Technologies that employ novel techniques (HIFU, radiosurgical ablation [“Cyberknife”, others]) and microwave and laser interstitial therapy remain investigational.

1 AUA Guidelines for Management of the Clinical Stage 1 Renal Mass. (2009). AUAnet.org.

290 CHAPTER 6 Urological neoplasia

Renal cell carcinoma: surgical treatment II

Localized RCC—lymphadenectomy

Lymph node involvement in RCC is a poor prognostic factor. Incidence ranges from 6% in T1–2 tumors, 46% in T3a, to 62–66% in higher-stage disease.

Lymphadenectomy at the time of nephrectomy may add prognostic information, especially if there is obvious lymphadenopathy, but therapeutic benefit remains unclear. Formal lymphadenectomy adds time and increases blood loss, while nodes are clear in about 95% of cases.

Localized RCC—treatment of local recurrence

Though uncommon, if there is local recurrence in the renal bed after radical nephrectomy, surgical excision remains the preferred treatment choice, provided there are no signs of distant disease. Local recurrence is more common after partial nephrectomy, where it can be treated by a further partial or total nephrectomy.
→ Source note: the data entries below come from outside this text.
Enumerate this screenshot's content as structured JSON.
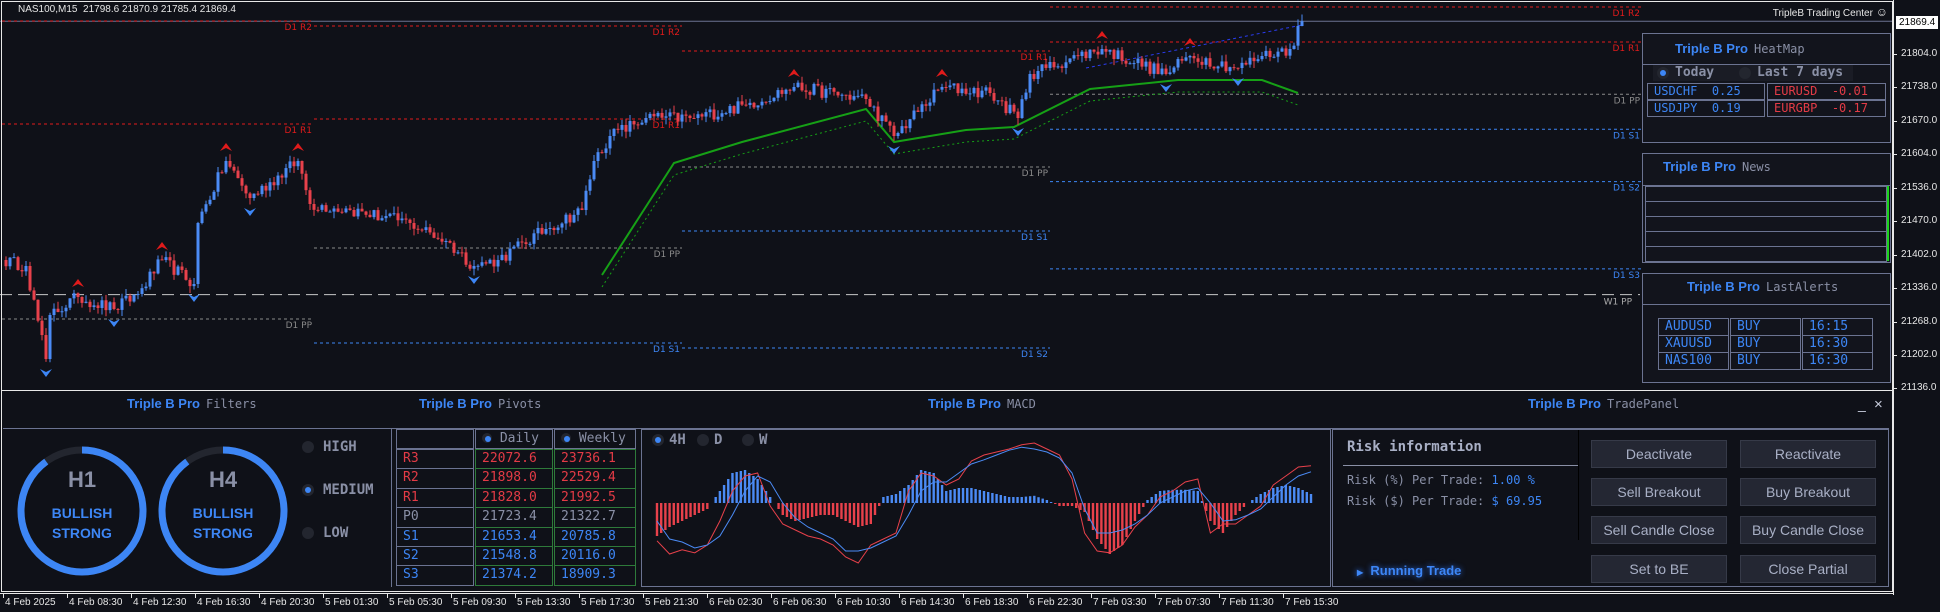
{
  "header": {
    "symbol_line": "NAS100,M15  21798.6 21870.9 21785.4 21869.4",
    "brand": "TripleB Trading Center",
    "brand_icon": "smiley-icon",
    "current_price": "21869.4"
  },
  "chart": {
    "price_axis": [
      "21804.0",
      "21738.0",
      "21670.0",
      "21604.0",
      "21536.0",
      "21470.0",
      "21402.0",
      "21336.0",
      "21268.0",
      "21202.0",
      "21136.0"
    ],
    "time_axis": [
      "4 Feb 2025",
      "4 Feb 08:30",
      "4 Feb 12:30",
      "4 Feb 16:30",
      "4 Feb 20:30",
      "5 Feb 01:30",
      "5 Feb 05:30",
      "5 Feb 09:30",
      "5 Feb 13:30",
      "5 Feb 17:30",
      "5 Feb 21:30",
      "6 Feb 02:30",
      "6 Feb 06:30",
      "6 Feb 10:30",
      "6 Feb 14:30",
      "6 Feb 18:30",
      "6 Feb 22:30",
      "7 Feb 03:30",
      "7 Feb 07:30",
      "7 Feb 11:30",
      "7 Feb 15:30"
    ],
    "price_path": [
      [
        0,
        21392
      ],
      [
        6,
        21380
      ],
      [
        11,
        21194
      ],
      [
        12,
        21282
      ],
      [
        19,
        21318
      ],
      [
        28,
        21294
      ],
      [
        34,
        21324
      ],
      [
        40,
        21392
      ],
      [
        48,
        21344
      ],
      [
        49,
        21466
      ],
      [
        56,
        21590
      ],
      [
        62,
        21516
      ],
      [
        74,
        21590
      ],
      [
        77,
        21504
      ],
      [
        87,
        21492
      ],
      [
        102,
        21466
      ],
      [
        111,
        21430
      ],
      [
        118,
        21380
      ],
      [
        124,
        21392
      ],
      [
        136,
        21454
      ],
      [
        145,
        21492
      ],
      [
        148,
        21590
      ],
      [
        152,
        21640
      ],
      [
        161,
        21676
      ],
      [
        173,
        21676
      ],
      [
        186,
        21702
      ],
      [
        198,
        21738
      ],
      [
        216,
        21714
      ],
      [
        223,
        21640
      ],
      [
        235,
        21738
      ],
      [
        247,
        21726
      ],
      [
        254,
        21676
      ],
      [
        257,
        21764
      ],
      [
        269,
        21800
      ],
      [
        275,
        21814
      ],
      [
        291,
        21764
      ],
      [
        297,
        21800
      ],
      [
        309,
        21776
      ],
      [
        315,
        21800
      ],
      [
        322,
        21814
      ],
      [
        325,
        21869.4
      ]
    ],
    "trail_path": [
      [
        150,
        21362
      ],
      [
        168,
        21586
      ],
      [
        185,
        21628
      ],
      [
        216,
        21694
      ],
      [
        223,
        21628
      ],
      [
        241,
        21652
      ],
      [
        253,
        21658
      ],
      [
        272,
        21734
      ],
      [
        294,
        21752
      ],
      [
        315,
        21752
      ],
      [
        324,
        21726
      ]
    ],
    "pivot_segments": [
      [
        {
          "label": "D1 R2",
          "price": 21870
        },
        {
          "label": "D1 R1",
          "price": 21664
        },
        {
          "label": "D1 PP",
          "price": 21274
        }
      ],
      [
        {
          "label": "D1 R2",
          "price": 21860
        },
        {
          "label": "D1 R1",
          "price": 21674
        },
        {
          "label": "D1 PP",
          "price": 21416
        },
        {
          "label": "D1 S1",
          "price": 21226
        }
      ],
      [
        {
          "label": "D1 R1",
          "price": 21810
        },
        {
          "label": "D1 PP",
          "price": 21578
        },
        {
          "label": "D1 S1",
          "price": 21450
        },
        {
          "label": "D1 S2",
          "price": 21216
        }
      ],
      [
        {
          "label": "D1 R2",
          "price": 21898
        },
        {
          "label": "D1 R1",
          "price": 21828
        },
        {
          "label": "D1 PP",
          "price": 21723.4
        },
        {
          "label": "D1 S1",
          "price": 21653.4
        },
        {
          "label": "D1 S2",
          "price": 21548.8
        },
        {
          "label": "D1 S3",
          "price": 21374.2
        }
      ]
    ],
    "weekly_pivot": {
      "label": "W1 PP",
      "price": 21322.7
    },
    "colors": {
      "bull": "#4b8bf5",
      "bear": "#e8414b",
      "resistance": "#e01b1b",
      "support": "#3d86f5",
      "pivot": "#8a8a8a",
      "trail": "#16a016"
    }
  },
  "heatmap": {
    "brand": "Triple B Pro",
    "title": "HeatMap",
    "options": [
      {
        "label": "Today",
        "selected": true
      },
      {
        "label": "Last 7 days",
        "selected": false
      }
    ],
    "left": [
      {
        "pair": "USDCHF",
        "value": "0.25"
      },
      {
        "pair": "USDJPY",
        "value": "0.19"
      }
    ],
    "right": [
      {
        "pair": "EURUSD",
        "value": "-0.01"
      },
      {
        "pair": "EURGBP",
        "value": "-0.17"
      }
    ]
  },
  "news": {
    "brand": "Triple B Pro",
    "title": "News"
  },
  "alerts": {
    "brand": "Triple B Pro",
    "title": "LastAlerts",
    "rows": [
      [
        "AUDUSD",
        "BUY",
        "16:15"
      ],
      [
        "XAUUSD",
        "BUY",
        "16:30"
      ],
      [
        "NAS100",
        "BUY",
        "16:30"
      ]
    ]
  },
  "filters": {
    "brand": "Triple B Pro",
    "title": "Filters",
    "gauges": [
      {
        "tf": "H1",
        "line1": "BULLISH",
        "line2": "STRONG",
        "strength": 0.9
      },
      {
        "tf": "H4",
        "line1": "BULLISH",
        "line2": "STRONG",
        "strength": 0.9
      }
    ],
    "levels": [
      {
        "label": "HIGH",
        "selected": false
      },
      {
        "label": "MEDIUM",
        "selected": true
      },
      {
        "label": "LOW",
        "selected": false
      }
    ]
  },
  "pivots": {
    "brand": "Triple B Pro",
    "title": "Pivots",
    "columns": [
      "Daily",
      "Weekly"
    ],
    "rows": [
      [
        "R3",
        "22072.6",
        "23736.1"
      ],
      [
        "R2",
        "21898.0",
        "22529.4"
      ],
      [
        "R1",
        "21828.0",
        "21992.5"
      ],
      [
        "P0",
        "21723.4",
        "21322.7"
      ],
      [
        "S1",
        "21653.4",
        "20785.8"
      ],
      [
        "S2",
        "21548.8",
        "20116.0"
      ],
      [
        "S3",
        "21374.2",
        "18909.3"
      ]
    ]
  },
  "macd": {
    "brand": "Triple B Pro",
    "title": "MACD",
    "timeframes": [
      {
        "label": "4H",
        "selected": true
      },
      {
        "label": "D",
        "selected": false
      },
      {
        "label": "W",
        "selected": false
      }
    ],
    "histogram": [
      -0.55,
      -0.4,
      -0.3,
      -0.2,
      -0.1,
      0.2,
      0.5,
      0.55,
      0.4,
      0.1,
      -0.2,
      -0.3,
      -0.25,
      -0.2,
      -0.2,
      -0.3,
      -0.4,
      -0.35,
      0.1,
      0.15,
      0.3,
      0.55,
      0.5,
      0.2,
      0.25,
      0.25,
      0.2,
      0.15,
      0.1,
      0.1,
      0.12,
      0.05,
      -0.05,
      -0.05,
      -0.15,
      -0.6,
      -0.85,
      -0.7,
      -0.3,
      0.05,
      0.2,
      0.22,
      0.22,
      0.2,
      -0.3,
      -0.5,
      -0.2,
      0.0,
      0.15,
      0.25,
      0.3,
      0.25,
      0.15
    ],
    "red_line": [
      -0.63,
      -0.85,
      -0.78,
      -0.83,
      -0.7,
      -0.3,
      0.2,
      0.45,
      0.5,
      -0.05,
      -0.35,
      -0.45,
      -0.55,
      -0.6,
      -0.7,
      -0.9,
      -1.0,
      -0.7,
      -0.6,
      -0.5,
      0.2,
      0.5,
      0.45,
      0.3,
      0.4,
      0.7,
      0.8,
      0.85,
      0.9,
      0.97,
      1.0,
      0.9,
      0.8,
      0.4,
      -0.5,
      -0.8,
      -0.83,
      -0.7,
      -0.4,
      -0.2,
      0.1,
      0.2,
      0.35,
      0.4,
      -0.5,
      -0.35,
      -0.35,
      -0.2,
      -0.05,
      0.3,
      0.45,
      0.6,
      0.62
    ],
    "blue_line": [
      -0.3,
      -0.6,
      -0.65,
      -0.75,
      -0.7,
      -0.55,
      -0.2,
      0.2,
      0.45,
      0.35,
      0.0,
      -0.25,
      -0.4,
      -0.5,
      -0.6,
      -0.8,
      -0.8,
      -0.75,
      -0.65,
      -0.55,
      -0.2,
      0.2,
      0.35,
      0.35,
      0.5,
      0.65,
      0.72,
      0.8,
      0.88,
      0.93,
      0.9,
      0.85,
      0.75,
      0.5,
      -0.1,
      -0.5,
      -0.5,
      -0.45,
      -0.35,
      -0.2,
      0.0,
      0.1,
      0.2,
      0.25,
      0.0,
      -0.3,
      -0.28,
      -0.2,
      -0.1,
      0.1,
      0.3,
      0.45,
      0.52
    ]
  },
  "trade": {
    "brand": "Triple B Pro",
    "title": "TradePanel",
    "minimize": "_",
    "close": "×",
    "risk_title": "Risk information",
    "risk_pct_label": "Risk (%) Per Trade:",
    "risk_pct": "1.00 %",
    "risk_usd_label": "Risk ($) Per Trade:",
    "risk_usd": "$ 69.95",
    "running": "Running Trade",
    "buttons": [
      "Deactivate",
      "Reactivate",
      "Sell Breakout",
      "Buy Breakout",
      "Sell Candle Close",
      "Buy Candle Close",
      "Set to BE",
      "Close Partial"
    ]
  }
}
While radiation therapy can palliate distant metastasis, it is not considered to be effective in local recurrences.

Locally advanced RCC

Disease involving the IVC right atrium, liver, bowel, or posterior abdominal wall demands special surgical skills. In appropriate patients, an aggressive surgical approach involving a multidisciplinary surgical team to achieve negative margins appears to provide survival benefit.

Adjuvant treatment

Early studies suggested a role for preoperative RT, though recent studies have failed to show a survival benefit for either preor postoperative RT. It may retard growth of residual tumor after nephrectomy, but toxicity is high.
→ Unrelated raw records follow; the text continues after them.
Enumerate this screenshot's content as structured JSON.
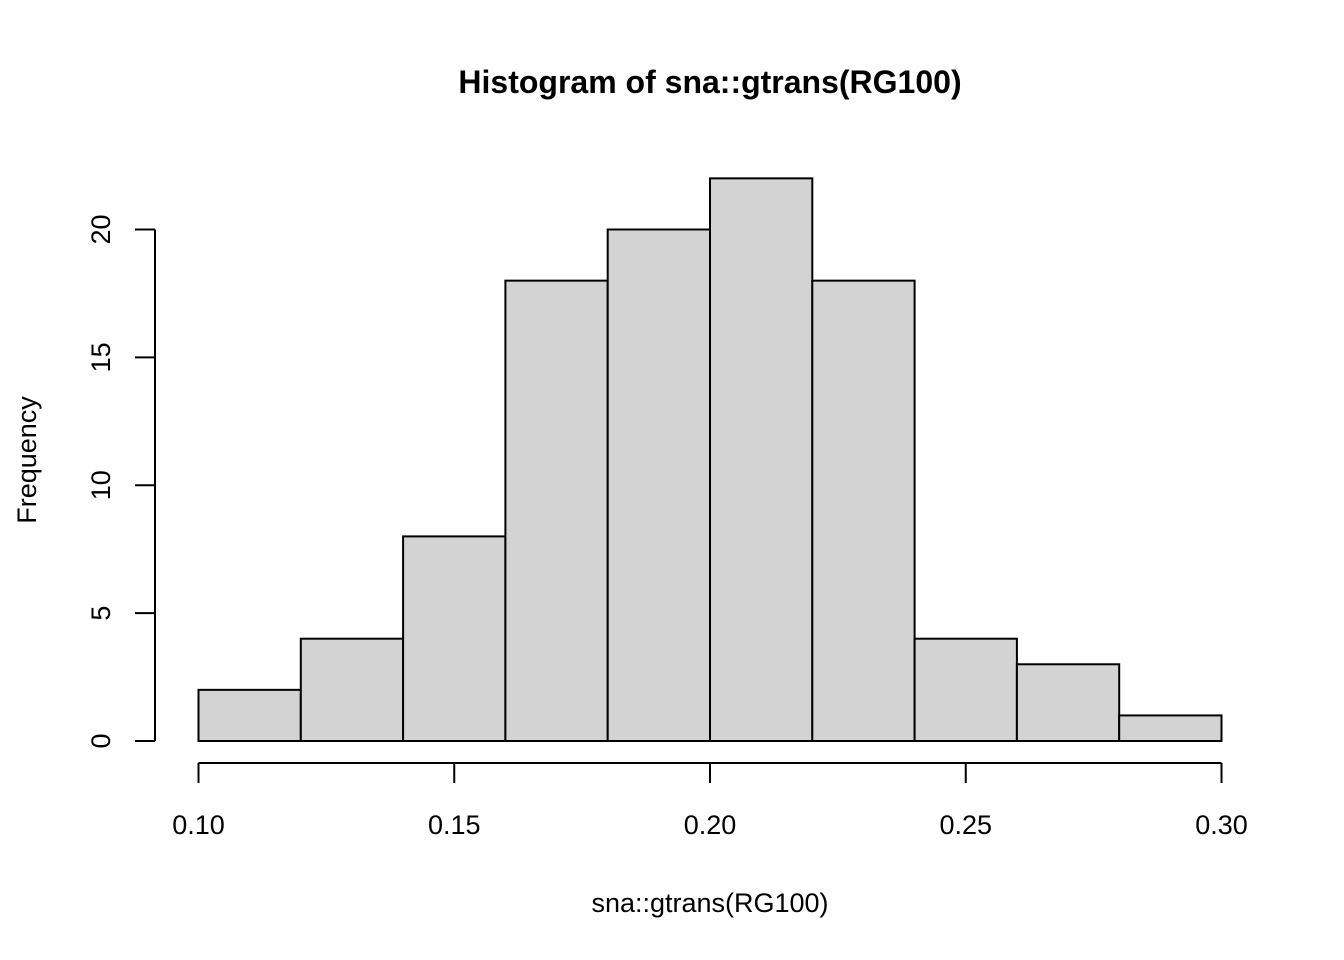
{
  "chart_data": {
    "type": "bar",
    "title": "Histogram of sna::gtrans(RG100)",
    "xlabel": "sna::gtrans(RG100)",
    "ylabel": "Frequency",
    "bin_edges": [
      0.1,
      0.12,
      0.14,
      0.16,
      0.18,
      0.2,
      0.22,
      0.24,
      0.26,
      0.28,
      0.3
    ],
    "values": [
      2,
      4,
      8,
      18,
      20,
      22,
      18,
      4,
      3,
      1
    ],
    "xlim": [
      0.1,
      0.3
    ],
    "ylim": [
      0,
      22
    ],
    "x_ticks": [
      0.1,
      0.15,
      0.2,
      0.25,
      0.3
    ],
    "x_tick_labels": [
      "0.10",
      "0.15",
      "0.20",
      "0.25",
      "0.30"
    ],
    "y_ticks": [
      0,
      5,
      10,
      15,
      20
    ],
    "y_tick_labels": [
      "0",
      "5",
      "10",
      "15",
      "20"
    ],
    "grid": false,
    "bar_color": "#d3d3d3",
    "edge_color": "#000000"
  }
}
Randomized trials of adjuvant immunotherapy vs. observation alone and the use of the new tyrosine kinase inhibitors are ongoing for patients with large tumors, positive nodes, surgical margins, and venous invasion.

Metastatic RCC

Nephrectomy has long been indicated for palliation of symptoms (pain, hematuria) in patients with metastatic RCC (if inoperable, arterial embolization can be helpful).
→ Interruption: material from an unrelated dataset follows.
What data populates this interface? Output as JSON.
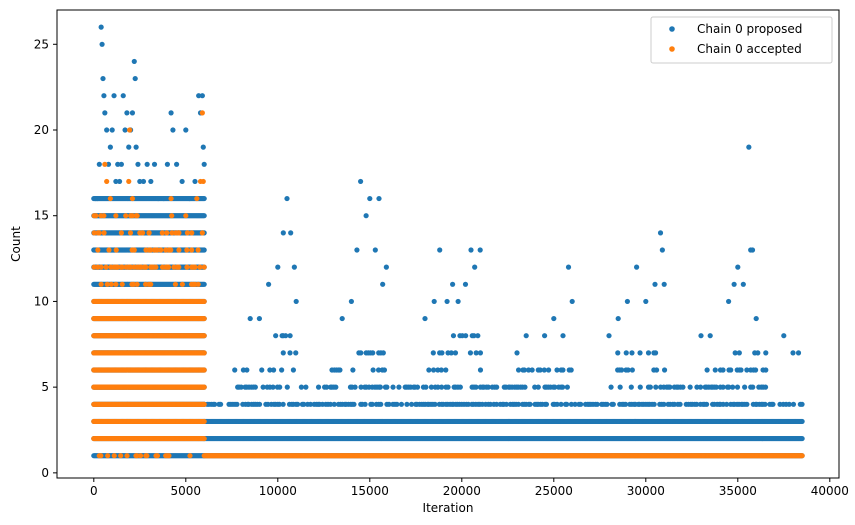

A recent study demonstrated a median survival benefit of 10 months for patients with good performance status treated with cytoreductive nephrectomy prior to immunotherapy (interferon A-2B) and has further expanded the indications for surgery in RCC.1

Resection of solitary metastases is an option after nephrectomy and can extend survival.

1 Flanigan RC et al. (2001). Nephrectomy followed by interferon alfa-2b compared with interferon alfa-2b alone for metastatic renal-cell cancer. N Engl J Med. 345(23):1655–1659.